NEWS-SENTINEL EDITORIAL: Come together in Thanksgiving

Thanksgiving provides us the opportunity to pause and remember that for which we truly are blessed.

That may seem difficult at a time when the partisan divide is as great as ever. Washington is in the midst of an impeachment process that has fallen almost completely on party lines, with Democrats moving expeditiously to impeach a Republican president they say has broken the rule of law and Republicans steadfastly arguing that the entire process is a sham, a political stunt by Democrats to try to reverse the 2016 election because they don’t like the results. It’s hard sometimes to keep such political animus from creating bitter divisions within families as they gather at the dinner table.

For those facing just such a quandary today, rest assured knowing that the nearly four-century history of American Thanksgiving celebrations is riddled with people of different ideologies and backgrounds coming together to look past their differences and instead give thanks for that which binds them.

The first Thanksgiving is most often recognized as a three-day festival near Plymouth, Mass., in 1621. It featured English colonists who had come over on the Mayflower celebrating their first harvest with Native Americans from the Wampanoag tribe who had spent the previous months teaching the settlers how to fish, hunt and plant and harvest corn. The festival was repeated in 1623 and thereafter such harvest celebrations soon became a tradition among English settlements. For the settlers, the months prior to the celebration had been brutally difficult, and their relationship with the Wampanoag was vital to their survival in the New World.

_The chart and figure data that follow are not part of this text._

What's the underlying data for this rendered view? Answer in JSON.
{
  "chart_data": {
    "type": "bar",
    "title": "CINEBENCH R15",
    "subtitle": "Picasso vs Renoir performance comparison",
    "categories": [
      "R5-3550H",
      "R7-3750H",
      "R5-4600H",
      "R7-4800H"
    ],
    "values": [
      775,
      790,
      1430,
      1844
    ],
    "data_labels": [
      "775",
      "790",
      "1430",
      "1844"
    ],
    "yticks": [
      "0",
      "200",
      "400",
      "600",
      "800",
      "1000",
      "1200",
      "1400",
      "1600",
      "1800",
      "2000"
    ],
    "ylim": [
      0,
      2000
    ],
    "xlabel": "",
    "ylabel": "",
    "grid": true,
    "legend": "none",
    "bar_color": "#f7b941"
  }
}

During the American Revolution, the Continental Congress designated days of Thanksgiving and in 1789, George Washington issued the first Thanksgiving proclamation, calling on Americans to celebrate the end of the Revolutionary War and the ratification of the Constitution.

In 1817, New York became the first state to adopt an official Thanksgiving holiday. In the following years, many states, mostly in the North, established Thanksgiving holidays. But the states were not unified in their efforts. Most held the celebration on different days.

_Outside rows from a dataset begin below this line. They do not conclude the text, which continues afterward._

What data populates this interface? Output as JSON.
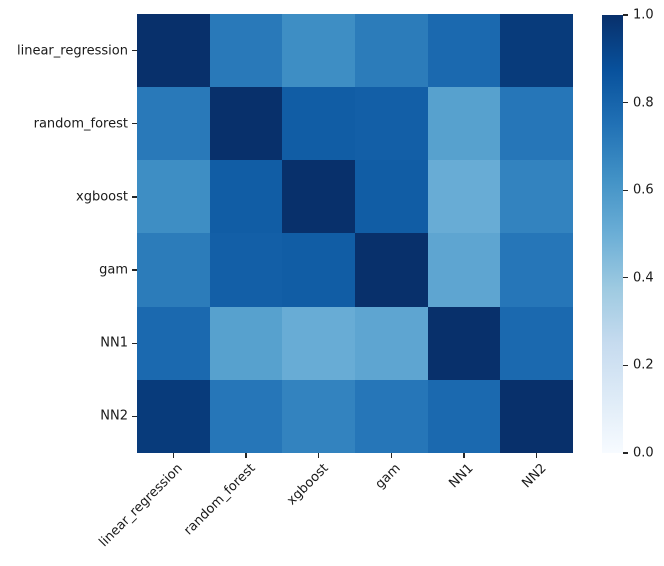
{
  "chart_data": {
    "type": "heatmap",
    "title": "",
    "xlabel": "",
    "ylabel": "",
    "categories": [
      "linear_regression",
      "random_forest",
      "xgboost",
      "gam",
      "NN1",
      "NN2"
    ],
    "matrix": [
      [
        1.0,
        0.72,
        0.64,
        0.71,
        0.78,
        0.96
      ],
      [
        0.72,
        1.0,
        0.83,
        0.82,
        0.56,
        0.73
      ],
      [
        0.64,
        0.83,
        1.0,
        0.83,
        0.51,
        0.68
      ],
      [
        0.71,
        0.82,
        0.83,
        1.0,
        0.54,
        0.73
      ],
      [
        0.78,
        0.56,
        0.51,
        0.54,
        1.0,
        0.78
      ],
      [
        0.96,
        0.73,
        0.68,
        0.73,
        0.78,
        1.0
      ]
    ],
    "value_range": [
      0.0,
      1.0
    ],
    "colormap": "Blues",
    "colormap_stops": [
      "#f7fbff",
      "#deebf7",
      "#c6dbef",
      "#9ecae1",
      "#6baed6",
      "#4292c6",
      "#2171b5",
      "#08519c",
      "#08306b"
    ],
    "grid": false,
    "colorbar": {
      "position": "right",
      "tick_labels": [
        "1.0",
        "0.8",
        "0.6",
        "0.4",
        "0.2",
        "0.0"
      ],
      "tick_values": [
        1.0,
        0.8,
        0.6,
        0.4,
        0.2,
        0.0
      ]
    },
    "axis_tick_color": "#262626",
    "text_color": "#1a1a1a",
    "x_tick_rotation_deg": 45
  }
}
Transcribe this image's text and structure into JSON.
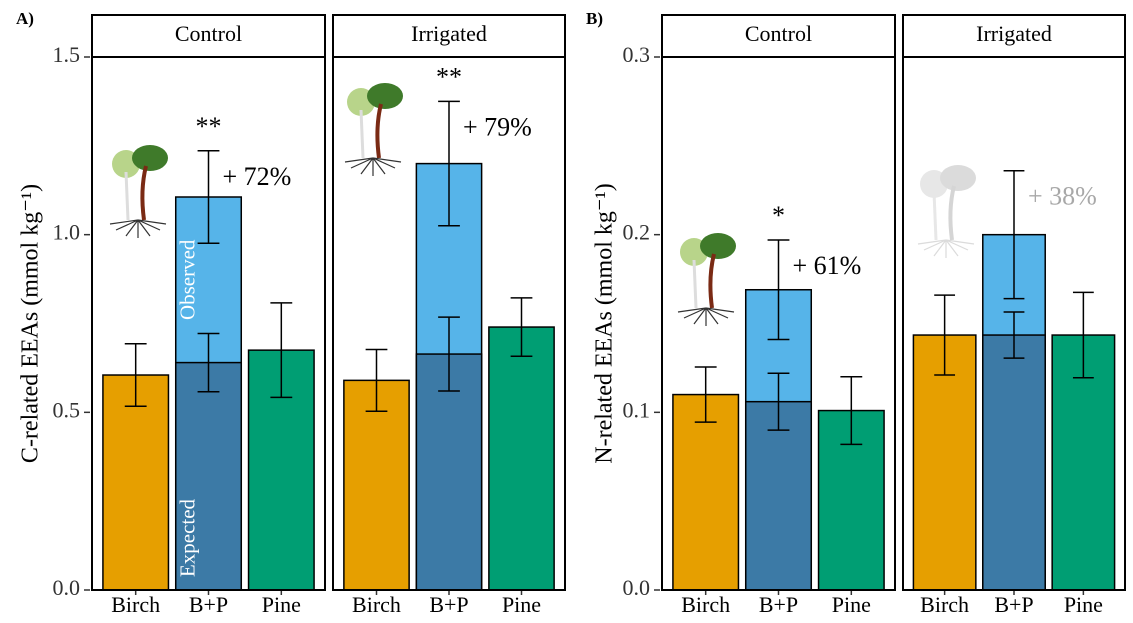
{
  "chart_data": [
    {
      "type": "bar",
      "panel": "A)",
      "ylabel": "C-related EEAs (mmol kg⁻¹)",
      "ylim": [
        0,
        1.5
      ],
      "yticks": [
        {
          "value": 0,
          "label": "0.0"
        },
        0.5,
        {
          "value": 1,
          "label": "1.0"
        },
        1.5
      ],
      "series_labels": [
        "Expected",
        "Observed"
      ],
      "colors": [
        "#e69f00",
        "#3c7aa6",
        "#009e73"
      ],
      "observed_color": "#56b4e9",
      "facets": [
        {
          "title": "Control",
          "categories": [
            "Birch",
            "B+P",
            "Pine"
          ],
          "values": [
            0.605,
            0.64,
            0.675
          ],
          "errors": [
            0.088,
            0.082,
            0.133
          ],
          "observed": [
            null,
            1.106,
            null
          ],
          "observed_errors": [
            null,
            0.13,
            null
          ],
          "significance": "**",
          "change": "+ 72%",
          "annotation_color": "#000000"
        },
        {
          "title": "Irrigated",
          "categories": [
            "Birch",
            "B+P",
            "Pine"
          ],
          "values": [
            0.59,
            0.664,
            0.74
          ],
          "errors": [
            0.087,
            0.104,
            0.082
          ],
          "observed": [
            null,
            1.2,
            null
          ],
          "observed_errors": [
            null,
            0.175,
            null
          ],
          "significance": "**",
          "change": "+ 79%",
          "annotation_color": "#000000"
        }
      ]
    },
    {
      "type": "bar",
      "panel": "B)",
      "ylabel": "N-related EEAs (mmol kg⁻¹)",
      "ylim": [
        0,
        0.3
      ],
      "yticks": [
        {
          "value": 0,
          "label": "0.0"
        },
        0.1,
        0.2,
        0.3
      ],
      "colors": [
        "#e69f00",
        "#3c7aa6",
        "#009e73"
      ],
      "observed_color": "#56b4e9",
      "facets": [
        {
          "title": "Control",
          "categories": [
            "Birch",
            "B+P",
            "Pine"
          ],
          "values": [
            0.11,
            0.106,
            0.101
          ],
          "errors": [
            0.0155,
            0.016,
            0.019
          ],
          "observed": [
            null,
            0.169,
            null
          ],
          "observed_errors": [
            null,
            0.028,
            null
          ],
          "significance": "*",
          "change": "+ 61%",
          "annotation_color": "#000000"
        },
        {
          "title": "Irrigated",
          "categories": [
            "Birch",
            "B+P",
            "Pine"
          ],
          "values": [
            0.1435,
            0.1435,
            0.1435
          ],
          "errors": [
            0.0225,
            0.013,
            0.024
          ],
          "observed": [
            null,
            0.2,
            null
          ],
          "observed_errors": [
            null,
            0.036,
            null
          ],
          "change": "+ 38%",
          "annotation_color": "#a8a8a8"
        }
      ]
    }
  ]
}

Starting in the 1820s and continuing for more than three decades, Sarah Josepha Hale – an author best known for writing the nursery rhyme, “Mary Had a Little Lamb” – championed the creation of a national Thanksgiving holiday.

Hale’s advocacy for the Thanksgiving holiday mostly fell on deaf ears until President Abraham Lincoln finally granted Hale’s wish at a time when the country was as bitterly divided as it has ever been. In 1863, in the midst of the Civil War, Lincoln signed a proclamation establishing Thanksgiving as a national holiday to be held on the last Thursday of November.

“The year that is drawing towards its close, has been filled with the blessings of fruitful fields and healthful skies,” Lincoln wrote in his proclamation. “To these bounties, which are so constantly enjoyed that we are prone to forget the source from which they come, others have been added, which are of so extraordinary a nature, that they cannot fail to penetrate and soften even the heart which is habitually insensible to the ever watchful providence of Almighty God.”

Throughout history, leaders like Lincoln have used Thanksgiving celebrations as a chance to set aside differences, heal wounds and share in that which binds us.

As we gather around dinner tables today, may we keep that history close, celebrate our blessings and give thanks for that which brings us together.